Non compost mentis: Melbourne café shuts down after council dispute over compost bin

Non compost mentis: Melbourne café shuts down after council dispute over compost bin

A small business in Melbourne is being forced to shut down after a long-running dispute with the local council over the location of its compost bin.

Brothl – Melbourne’s first waste-free café – has been served an eviction notice because it refused to pay the City of Melbourne $12,500 to store its compost bin in the laneway adjacent to the business.

The business was set up in 2012 with the aim of creating a sustainable café. Last year it changed its name from Silo to Brothl and began to specialise in serving soup using bones and cuts of meat left over from high-end restaurants.

Café owner Joost Bakker told SmartCompany his business’s compost machine has been stored outside for two years. However, a recent crackdown from the local council saw the council trying to get him to accept liability for the compost bin and pay a $12,500 fee to keep it in the laneway.

He refused on the grounds the compost bin took up as much room as a wheelie bin and the council was in fact saving money because the café did not use one.

“The contract was so open ended that it made me liable for unknown costs associated with the cage, including the council’s cost, and I just couldn’t do that,” he says.

“It came to a head in January this year when the council said they were taking us to VCAT and then my lease had to be renewed. I just thought, ‘could I deal with this for another three years?’ So we made the decision to close.”

Bakker says the cafe will close its doors next Saturday (March 7). However, he is “really proud” of what the business has been able to achieve in its three years of operation.

“You should be rewarded for not having a truck that turns up to your business to collect rubbish,” he says.

“If this becomes mainstream in Melbourne it would benefit the whole city – the biggest complaint from residents is smelly bins from hospitality businesses. I’m hoping what is going on at the moment will change the processes that council make people do.”

Bakker will be taking a break from entrepreneurship after the café closes. However, he says this won’t be the last Melbourne will see of him.

“I can’t stop coming up with new ideas and trialling new things,” he says.

“So I think we’ll be back with something bigger and better in the future.”

Peter Strong, executive director of the Council of Small Business Australia, told SmartCompany it was disappointing to see a small business having to close its doors.

“What the local council is doing is destroying a person’s life potentially,” Strong says.

“You get some councils that are really small business friendly, but then you get some others where it’s their way or the high way and they really don’t get small business.”

“$10,000 in the run of things is not a lot of money for the council – but for this bloke it’s an awful amount of money.”

Strong says small businesses often “bend over backwards” to overcome red tape and he would encourage any Victorian businesses that have a dispute with their local council to take the matter to the Small Business Commissioner.

“I’m interested to know if he [the café owner] saw the small business commissioner in Victoria,” Strong says.

“If they haven’t, then they really should be going there and talking to him.”

Red tape is a constant battle for small businesses across Australia. Last month a takeaway shop in Adelaide was threatened with a $20,000 fine for a flashing “open” sign that had been displayed in the shop’s window for the past 13 years.

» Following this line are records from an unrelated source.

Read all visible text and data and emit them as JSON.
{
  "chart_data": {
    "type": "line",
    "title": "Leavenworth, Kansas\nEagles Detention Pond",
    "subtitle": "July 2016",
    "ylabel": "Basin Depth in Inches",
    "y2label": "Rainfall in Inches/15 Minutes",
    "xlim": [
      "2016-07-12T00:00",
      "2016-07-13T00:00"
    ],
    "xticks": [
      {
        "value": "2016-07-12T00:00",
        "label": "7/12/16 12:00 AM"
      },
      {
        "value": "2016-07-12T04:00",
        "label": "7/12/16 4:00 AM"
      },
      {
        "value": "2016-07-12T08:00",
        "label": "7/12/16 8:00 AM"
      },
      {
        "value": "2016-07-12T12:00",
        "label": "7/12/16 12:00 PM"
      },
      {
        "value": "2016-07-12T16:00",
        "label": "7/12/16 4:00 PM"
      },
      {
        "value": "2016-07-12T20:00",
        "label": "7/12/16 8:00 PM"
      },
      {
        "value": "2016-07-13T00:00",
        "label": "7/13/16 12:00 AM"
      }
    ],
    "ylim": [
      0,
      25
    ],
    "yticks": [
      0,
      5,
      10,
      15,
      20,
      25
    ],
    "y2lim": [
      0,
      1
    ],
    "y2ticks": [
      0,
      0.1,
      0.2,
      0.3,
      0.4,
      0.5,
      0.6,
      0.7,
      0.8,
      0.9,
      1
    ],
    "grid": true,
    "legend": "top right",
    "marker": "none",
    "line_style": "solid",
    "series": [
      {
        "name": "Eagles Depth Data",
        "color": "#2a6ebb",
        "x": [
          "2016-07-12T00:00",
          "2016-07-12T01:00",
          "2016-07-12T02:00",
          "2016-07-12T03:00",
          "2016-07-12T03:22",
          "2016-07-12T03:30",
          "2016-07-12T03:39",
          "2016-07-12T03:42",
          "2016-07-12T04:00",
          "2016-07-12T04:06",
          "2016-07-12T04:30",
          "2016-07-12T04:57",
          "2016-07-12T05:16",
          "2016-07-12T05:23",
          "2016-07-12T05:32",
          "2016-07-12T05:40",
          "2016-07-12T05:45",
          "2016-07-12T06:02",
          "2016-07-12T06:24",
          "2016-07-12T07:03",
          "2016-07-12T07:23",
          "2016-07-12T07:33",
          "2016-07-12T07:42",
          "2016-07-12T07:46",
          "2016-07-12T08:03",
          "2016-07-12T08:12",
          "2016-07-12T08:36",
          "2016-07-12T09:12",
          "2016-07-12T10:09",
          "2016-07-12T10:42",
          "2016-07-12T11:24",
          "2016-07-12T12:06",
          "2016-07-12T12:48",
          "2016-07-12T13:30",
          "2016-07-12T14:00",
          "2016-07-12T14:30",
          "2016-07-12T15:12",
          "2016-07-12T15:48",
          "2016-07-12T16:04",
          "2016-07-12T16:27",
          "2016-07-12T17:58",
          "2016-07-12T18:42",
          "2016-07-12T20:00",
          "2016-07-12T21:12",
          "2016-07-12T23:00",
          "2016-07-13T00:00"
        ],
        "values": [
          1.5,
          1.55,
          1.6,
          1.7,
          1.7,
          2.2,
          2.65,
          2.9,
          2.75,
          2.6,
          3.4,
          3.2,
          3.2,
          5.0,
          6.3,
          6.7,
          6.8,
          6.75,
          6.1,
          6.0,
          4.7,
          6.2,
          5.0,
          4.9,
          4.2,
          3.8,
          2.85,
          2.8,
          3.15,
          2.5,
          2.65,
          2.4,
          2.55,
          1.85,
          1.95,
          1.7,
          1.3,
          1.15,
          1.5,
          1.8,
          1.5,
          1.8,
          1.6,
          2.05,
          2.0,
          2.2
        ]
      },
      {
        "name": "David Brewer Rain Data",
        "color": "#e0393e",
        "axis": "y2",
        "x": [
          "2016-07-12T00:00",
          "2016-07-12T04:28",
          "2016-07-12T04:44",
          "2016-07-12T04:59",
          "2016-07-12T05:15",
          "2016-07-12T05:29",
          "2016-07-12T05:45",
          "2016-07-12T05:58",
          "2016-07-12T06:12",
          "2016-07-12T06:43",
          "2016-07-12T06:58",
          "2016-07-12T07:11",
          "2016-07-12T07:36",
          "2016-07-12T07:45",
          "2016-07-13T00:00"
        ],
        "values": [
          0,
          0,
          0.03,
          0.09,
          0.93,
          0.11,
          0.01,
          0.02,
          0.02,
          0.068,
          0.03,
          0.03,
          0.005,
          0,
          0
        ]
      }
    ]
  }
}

At the time, independent senator Nick Xenophon described the incident as “bureaucratic madness and mindless red tape”.

In a statement, a spokesperson for the City of Melbourne told SmartCompany the council had been working “for some years” with the operators of the restaurant in question to install a dehydrator located on a laneway adjacent to its premises.

“A planning permit was issued for the dehydrator which included a condition requiring an agreement covering the occupation of the lane and ensuring that the restaurant was responsible for any liabilities that might arise from its operation,” the spokesperson said.

“Two years later, that condition has still not been complied with. If there has been an eviction notice issued, as claimed in the media, it has not come from council.”

*This article was amended on February 27, 2015 at 3.57 AEDT to add comment from the City of Melbourne.